Regression with Multiple Predicted Variables

[Chris Merck]

Evening NYCMLers,

First off, thanks Paul for all your work in setting this up.

So, during the lectures, I kept asking myself how the algorithm would
change if we tried to predict more than one variable. This would mean,
in Ng's notation, that y becomes a vector, just like x became a vector
when we let there be more than one feature.

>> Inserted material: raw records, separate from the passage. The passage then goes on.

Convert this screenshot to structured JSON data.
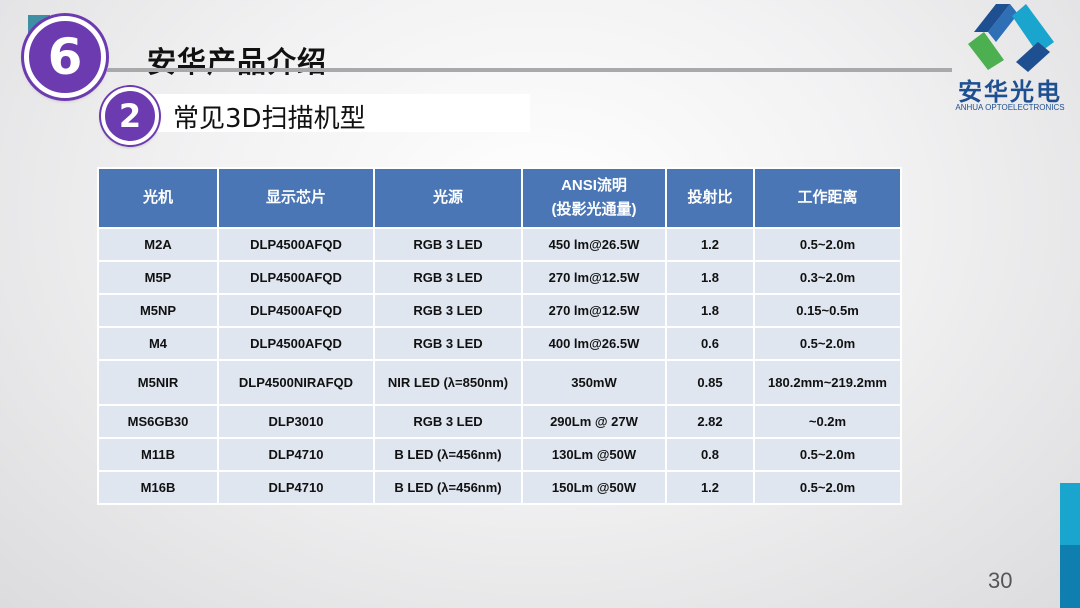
{
  "section": {
    "number": "6",
    "title": "安华产品介绍"
  },
  "subsection": {
    "number": "2",
    "title": "常见3D扫描机型"
  },
  "logo": {
    "name_cn": "安华光电",
    "name_en": "ANHUA OPTOELECTRONICS",
    "colors": [
      "#1d4f91",
      "#4caf50",
      "#1aa5cf"
    ]
  },
  "table": {
    "headers": [
      "光机",
      "显示芯片",
      "光源",
      "ANSI流明",
      "(投影光通量)",
      "投射比",
      "工作距离"
    ],
    "rows": [
      [
        "M2A",
        "DLP4500AFQD",
        "RGB 3 LED",
        "450 lm@26.5W",
        "1.2",
        "0.5~2.0m"
      ],
      [
        "M5P",
        "DLP4500AFQD",
        "RGB 3 LED",
        "270 lm@12.5W",
        "1.8",
        "0.3~2.0m"
      ],
      [
        "M5NP",
        "DLP4500AFQD",
        "RGB 3 LED",
        "270 lm@12.5W",
        "1.8",
        "0.15~0.5m"
      ],
      [
        "M4",
        "DLP4500AFQD",
        "RGB 3 LED",
        "400 lm@26.5W",
        "0.6",
        "0.5~2.0m"
      ],
      [
        "M5NIR",
        "DLP4500NIRAFQD",
        "NIR LED (λ=850nm)",
        "350mW",
        "0.85",
        "180.2mm~219.2mm"
      ],
      [
        "MS6GB30",
        "DLP3010",
        "RGB 3 LED",
        "290Lm @ 27W",
        "2.82",
        "~0.2m"
      ],
      [
        "M11B",
        "DLP4710",
        "B LED (λ=456nm)",
        "130Lm @50W",
        "0.8",
        "0.5~2.0m"
      ],
      [
        "M16B",
        "DLP4710",
        "B LED (λ=456nm)",
        "150Lm @50W",
        "1.2",
        "0.5~2.0m"
      ]
    ]
  },
  "page_number": "30",
  "colors": {
    "accent_purple": "#6d3bb0",
    "header_blue": "#4a76b5",
    "cell_bg": "#dfe6f0",
    "side_bar": "#1aa5cf"
  }
}
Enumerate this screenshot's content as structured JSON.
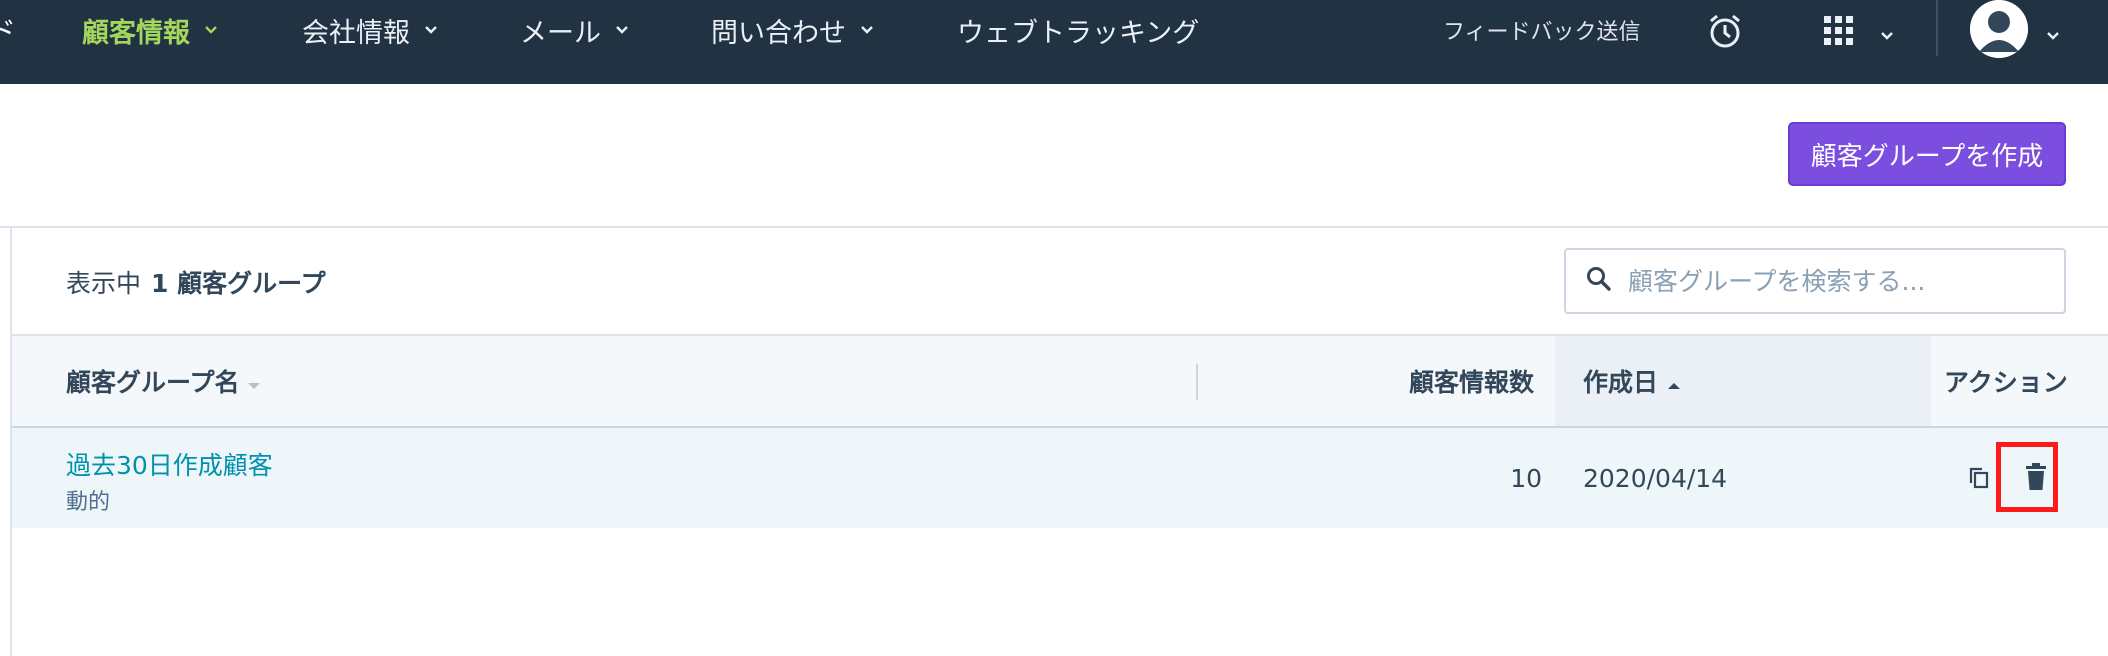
{
  "nav": {
    "clipped_label": "ド",
    "items": [
      {
        "label": "顧客情報",
        "active": true
      },
      {
        "label": "会社情報"
      },
      {
        "label": "メール"
      },
      {
        "label": "問い合わせ"
      },
      {
        "label": "ウェブトラッキング"
      }
    ],
    "feedback": "フィードバック送信",
    "icons": [
      "alarm-clock-icon",
      "apps-grid-icon",
      "user-avatar-icon"
    ]
  },
  "header": {
    "create_button": "顧客グループを作成"
  },
  "toolbar": {
    "showing_label": "表示中",
    "showing_count": "1 顧客グループ",
    "search_placeholder": "顧客グループを検索する..."
  },
  "table": {
    "columns": {
      "name": "顧客グループ名",
      "count": "顧客情報数",
      "created": "作成日",
      "actions": "アクション"
    },
    "rows": [
      {
        "name": "過去30日作成顧客",
        "type": "動的",
        "count": "10",
        "created": "2020/04/14"
      }
    ]
  },
  "colors": {
    "nav_bg": "#213343",
    "nav_active": "#a3d65c",
    "primary_button": "#7c4ee0",
    "link": "#0091ae",
    "highlight_box": "#ff1a1a"
  }
}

Is this bothering anyone
else?

Cheers,
Chris

[Bnsh Bnnrj]

Chris, it's an interesting question, but I don't think it's really an issue: (I'm pretty sure anyway)

Here's why:
say if y is a vector (let's say of length v), then you'd simply be solving
   Transpose(X) X Theta = Transpose(X) Y
where Y would be the _matrix_ of y's (so, it's a matrix of (is n the number of samples? that's how I'm going to use it anyway) n x v)

This is really no different from solving it when v happens to be 1. It's just now your Theta is going to be a matrix of size ((m+1), v)

You'd solve it the same way...
  (Transpose(X) X)^-1 Transpose(X) Y = Theta again, and now,
your theta would be matrix of size ((m+1), v)..

I'll try to code up a demo in Octave.

Binesh

[Bnsh Bnnrj]

OK, here's the octave code that does it (sans data)
# First, load the data.

load("data.txt");
load("Y.txt");
[rows, columns] = size(data);
# We need to prepend ones to our data to get the X matrix.
X = [ ones(rows, 1) data];
# Now, we compute theta as pinv(X' * X) * X' * Y
theta = pinv(X' * X) * X' * Y

Now, if Y was an m x 2 matrix, and X was an m x 5 matrix

theta = pinv(X'*X) * X' * Y becomes a
pinv(5x5) * (5xm) * (mx2) matrix so a
5x5 * 5xm * mx2 matrix so a
5xm * mx2 matrix so a
5x2 matrix. (Theta would then be a 5x2 matrix)

Binesh